Grimme was co-organizer of the first public SM parties in Germany, "Les Fleurs du Mal" (until 1998). Since 1999, he has been co-organizer of the "Respekt!" parties in Hamburg. He works as a BDSM performer and as an SM and bondage teacher, running his own workshops in Germany and abroad. Since 2000, he has been producing photographs and films for his "Bondage Project". Together with his bondage partner Nicole he creates "rope art". Since 2012, he has been spokesperson of the BVSM (Bundesvereinigung Sadomasochismus, National Association of Sadomasochism). Until 2013, he operated the piercing and branding studio "Stahl Stich/Kiss of Fire" together with Andrea Grimme.
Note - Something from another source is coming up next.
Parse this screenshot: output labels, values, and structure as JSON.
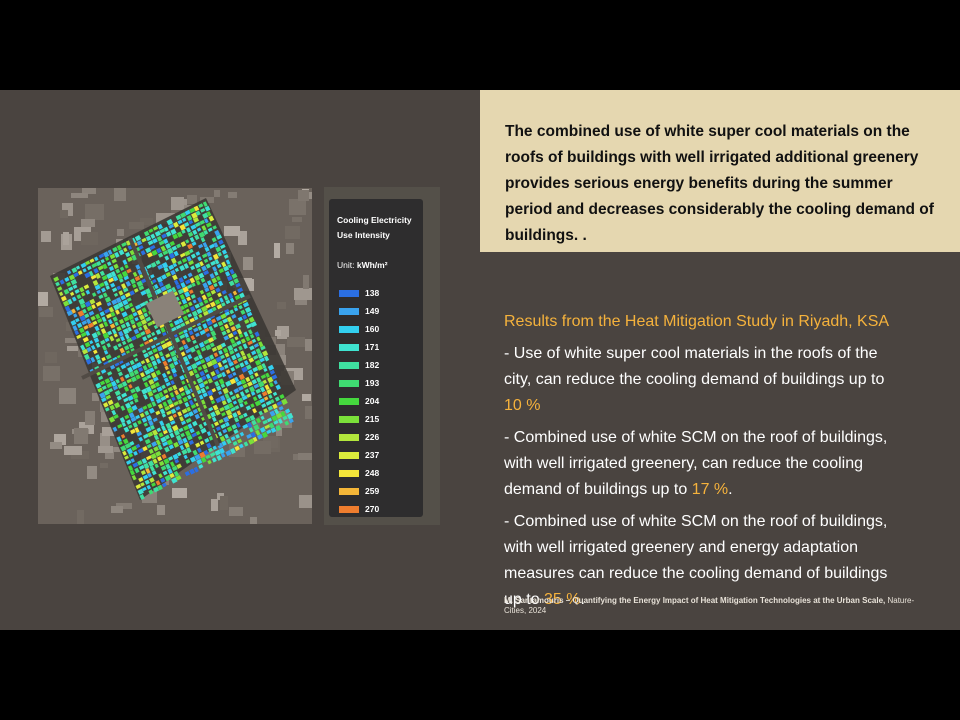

Grimme has been married to Andrea Grimme since 1999. He lives in Hamburg. Since 2000, he has worked together with his bondage partner and model Nicole (stage name Ropecat) in performances and workshops.
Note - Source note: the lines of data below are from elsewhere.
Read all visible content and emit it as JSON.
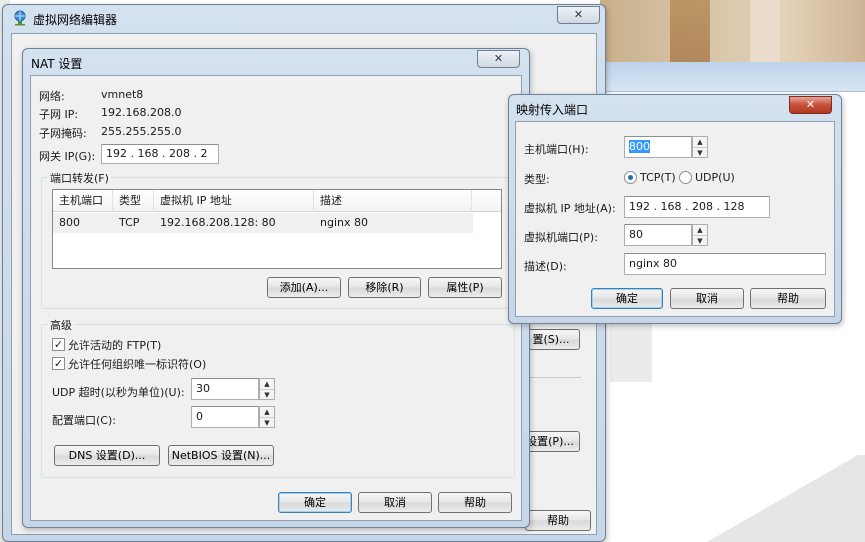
{
  "colors": {
    "titlebar": "#d4e1ef",
    "selection": "#3399ff",
    "close_red": "#c8503b"
  },
  "main_window": {
    "title": "虚拟网络编辑器",
    "icon": "network-globe-icon",
    "close_label": "✕",
    "bg_buttons": {
      "settings_s": "置(S)...",
      "settings_p": "设置(P)...",
      "help": "帮助"
    }
  },
  "nat": {
    "title": "NAT 设置",
    "close_label": "✕",
    "network_label": "网络:",
    "network_value": "vmnet8",
    "subnet_ip_label": "子网 IP:",
    "subnet_ip_value": "192.168.208.0",
    "subnet_mask_label": "子网掩码:",
    "subnet_mask_value": "255.255.255.0",
    "gateway_label": "网关 IP(G):",
    "gateway_value": "192 . 168 . 208 .  2",
    "port_forwarding": {
      "title": "端口转发(F)",
      "columns": [
        "主机端口",
        "类型",
        "虚拟机 IP 地址",
        "描述"
      ],
      "rows": [
        {
          "host_port": "800",
          "type": "TCP",
          "vm_ip": "192.168.208.128: 80",
          "desc": "nginx 80"
        }
      ],
      "add": "添加(A)...",
      "remove": "移除(R)",
      "properties": "属性(P)"
    },
    "advanced": {
      "title": "高级",
      "allow_ftp": "允许活动的 FTP(T)",
      "allow_ftp_checked": true,
      "allow_uuid": "允许任何组织唯一标识符(O)",
      "allow_uuid_checked": true,
      "udp_timeout_label": "UDP 超时(以秒为单位)(U):",
      "udp_timeout_value": "30",
      "config_port_label": "配置端口(C):",
      "config_port_value": "0",
      "dns": "DNS 设置(D)...",
      "netbios": "NetBIOS 设置(N)..."
    },
    "ok": "确定",
    "cancel": "取消",
    "help": "帮助"
  },
  "map": {
    "title": "映射传入端口",
    "close_label": "✕",
    "host_port_label": "主机端口(H):",
    "host_port_value": "800",
    "type_label": "类型:",
    "tcp_label": "TCP(T)",
    "udp_label": "UDP(U)",
    "selected_type": "TCP",
    "vm_ip_label": "虚拟机 IP 地址(A):",
    "vm_ip_value": "192 . 168 . 208 . 128",
    "vm_port_label": "虚拟机端口(P):",
    "vm_port_value": "80",
    "desc_label": "描述(D):",
    "desc_value": "nginx 80",
    "ok": "确定",
    "cancel": "取消",
    "help": "帮助"
  }
}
During BoundCon 2017, Grimme received a Lifetime Achievement Award for special merits in the bondage scene and for his lifework.

==Selected works==
- Das SM-Handbuch. Charon-Verlag, Hamburg 2014, ISBN 978-3-931406-01-1.
- Das Bondage-Handbuch. Anleitung zum einvernehmlichen Fesseln. Charon-Verlag, Hamburg 2012, ISBN 978-3-931406-71-4.
- Japan Bondage – Bondage-Handbuch Spezial. Charon-Verlag, Hamburg 2011, ISBN 978-3-931406-70-7.
- Das SM-Handbuch Spezial 1 (Ed.). Charon-Verlag, Hamburg 2005, ISBN 978-3-931406-44-8.
- SM-Handbuch Spezial 2 – Das Session Kochbuch (Ed. together with Andrea Grimme). Charon-Verlag, Hamburg 2009, ISBN 978-3-931406-46-2.
- Käufliche Träume. Erfahrungen mit Pornografie. Rowohlt-Taschenbuchverlag, Reinbek 1988, ISBN 3-499-18210-6.
- Die ungleichen Brüder. Zum Verhältnis zwischen schwulen und heterosexuellen Männern. Rororo-Verlag, Reinbek 1988, ISBN 3-499-18226-2 (together with Elmar Kraushaar)
- He is the editor of the book series Böse Geschichten & schmutzige Fotos (35 volumes, Charon-Verlag).